[TiDB Usage Environment] Production Environment
[TiDB Version] V6.5.8
[Encountered Problem: Problem Phenomenon and Impact] I only found TiDB 高并发写入场景最佳实践 | PingCAP 文档中心 for write scenarios in the official documentation. Does anyone have best practices for high concurrency read scenarios in TiDB?
The storage engine used by TiDB employs an LSM-Tree structure, which inherently has advantages for writing but is not as strong for reading. Since all write operations are appended, it may require reading multiple versions.
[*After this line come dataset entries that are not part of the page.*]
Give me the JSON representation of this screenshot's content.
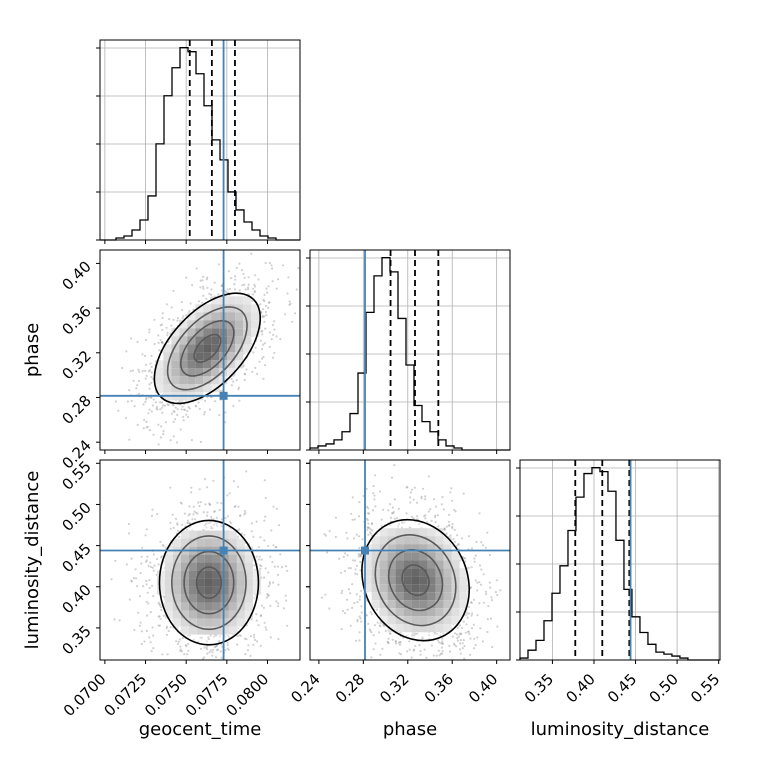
{
  "chart_data": {
    "type": "corner",
    "parameters": [
      "geocent_time",
      "phase",
      "luminosity_distance"
    ],
    "truths": {
      "geocent_time": 0.0773,
      "phase": 0.2815,
      "luminosity_distance": 0.444
    },
    "colors": {
      "truth": "#4682b4",
      "hist": "#000000",
      "grid": "#b0b0b0",
      "quantile": "#000000"
    },
    "grid": true,
    "diagonal": [
      {
        "param": "geocent_time",
        "xlim": [
          0.0697,
          0.082
        ],
        "xticks": [
          0.07,
          0.0725,
          0.075,
          0.0775,
          0.08
        ],
        "xtick_labels": [
          "0.0700",
          "0.0725",
          "0.0750",
          "0.0775",
          "0.0800"
        ],
        "quantiles": [
          0.07522,
          0.07658,
          0.078
        ],
        "bins": {
          "x0": 0.0697,
          "width": 0.000492,
          "counts": [
            0,
            0,
            1,
            2,
            5,
            10,
            22,
            48,
            72,
            86,
            96,
            94,
            83,
            67,
            50,
            40,
            24,
            15,
            9,
            5,
            2,
            1,
            0,
            0,
            0
          ]
        }
      },
      {
        "param": "phase",
        "xlim": [
          0.232,
          0.412
        ],
        "xticks": [
          0.24,
          0.28,
          0.32,
          0.36,
          0.4
        ],
        "xtick_labels": [
          "0.24",
          "0.28",
          "0.32",
          "0.36",
          "0.40"
        ],
        "quantiles": [
          0.3045,
          0.3265,
          0.3475
        ],
        "bins": {
          "x0": 0.232,
          "width": 0.0072,
          "counts": [
            1,
            2,
            3,
            5,
            9,
            18,
            38,
            68,
            86,
            95,
            88,
            65,
            42,
            22,
            14,
            9,
            5,
            2,
            1,
            0,
            0,
            0,
            0,
            0,
            0
          ]
        }
      },
      {
        "param": "luminosity_distance",
        "xlim": [
          0.311,
          0.5516
        ],
        "xticks": [
          0.35,
          0.4,
          0.45,
          0.5,
          0.55
        ],
        "xtick_labels": [
          "0.35",
          "0.40",
          "0.45",
          "0.50",
          "0.55"
        ],
        "quantiles": [
          0.3775,
          0.41,
          0.4425
        ],
        "bins": {
          "x0": 0.311,
          "width": 0.00962,
          "counts": [
            1,
            5,
            10,
            20,
            34,
            48,
            66,
            83,
            95,
            98,
            96,
            86,
            61,
            36,
            22,
            14,
            8,
            4,
            3,
            2,
            1,
            0,
            0,
            0,
            0
          ]
        }
      }
    ],
    "off_diagonal": [
      {
        "x": "geocent_time",
        "y": "phase",
        "xlim": [
          0.0697,
          0.082
        ],
        "ylim": [
          0.233,
          0.412
        ],
        "yticks": [
          0.24,
          0.28,
          0.32,
          0.36,
          0.4
        ],
        "ytick_labels": [
          "0.24",
          "0.28",
          "0.32",
          "0.36",
          "0.40"
        ],
        "mode": [
          0.0763,
          0.324
        ],
        "spread": [
          0.00155,
          0.0235
        ],
        "tilt": 0.55
      },
      {
        "x": "geocent_time",
        "y": "luminosity_distance",
        "xlim": [
          0.0697,
          0.082
        ],
        "ylim": [
          0.311,
          0.554
        ],
        "yticks": [
          0.35,
          0.4,
          0.45,
          0.5,
          0.55
        ],
        "ytick_labels": [
          "0.35",
          "0.40",
          "0.45",
          "0.50",
          "0.55"
        ],
        "mode": [
          0.0764,
          0.405
        ],
        "spread": [
          0.00145,
          0.036
        ],
        "tilt": 0.0
      },
      {
        "x": "phase",
        "y": "luminosity_distance",
        "xlim": [
          0.232,
          0.412
        ],
        "ylim": [
          0.311,
          0.554
        ],
        "mode": [
          0.327,
          0.408
        ],
        "spread": [
          0.023,
          0.035
        ],
        "tilt": -0.15
      }
    ],
    "xlabels": [
      "geocent_time",
      "phase",
      "luminosity_distance"
    ],
    "ylabels": [
      "phase",
      "luminosity_distance"
    ]
  }
}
Additionally, with the presence of the MVCC mechanism, handling a large proportion of highly concurrent reads is not TiDB’s strong suit.
If it’s a hot read, you can enable small table caching or Follower Read. For regular concurrent reads, you can distribute the table’s regions evenly across different TiKV nodes to take advantage of TiKV’s multi-node parallel reading.
There are no hot reads, but the data volume is very large, and the SQL is relatively simple [but there are many index row retrievals]. However, after deploying 24 KV instances, stress testing found that the unified read pool utilization is very high.
You can also optimize the UnifyReadPool thread pool.
If the data is indeed balanced, the SQL execution plan is fine, and each scan does not involve much data, but there are a lot of concurrent SQLs, then you might really need to expand the resources of the TiKV nodes or add more TiKV nodes…
If there are OLAP-type requests (report-type requests) that scan a large amount of data, you can also deploy TiFlash nodes to alleviate the pressure on the TiKV nodes…
This is a pretty good testing method. We should continue to increase concurrency until the SQL execution time exceeds expectations or gets stuck at the expected time. Compare the baseline concurrency value to see if it meets the requirements. If it doesn’t, observe the limit value of the unified read pool or other indicators to see which one has reached the bottleneck, and then consider optimization.
Every company has its own requirements for high concurrency. If the current setup can meet these needs, there is no need to pursue QPS/TPS metrics excessively.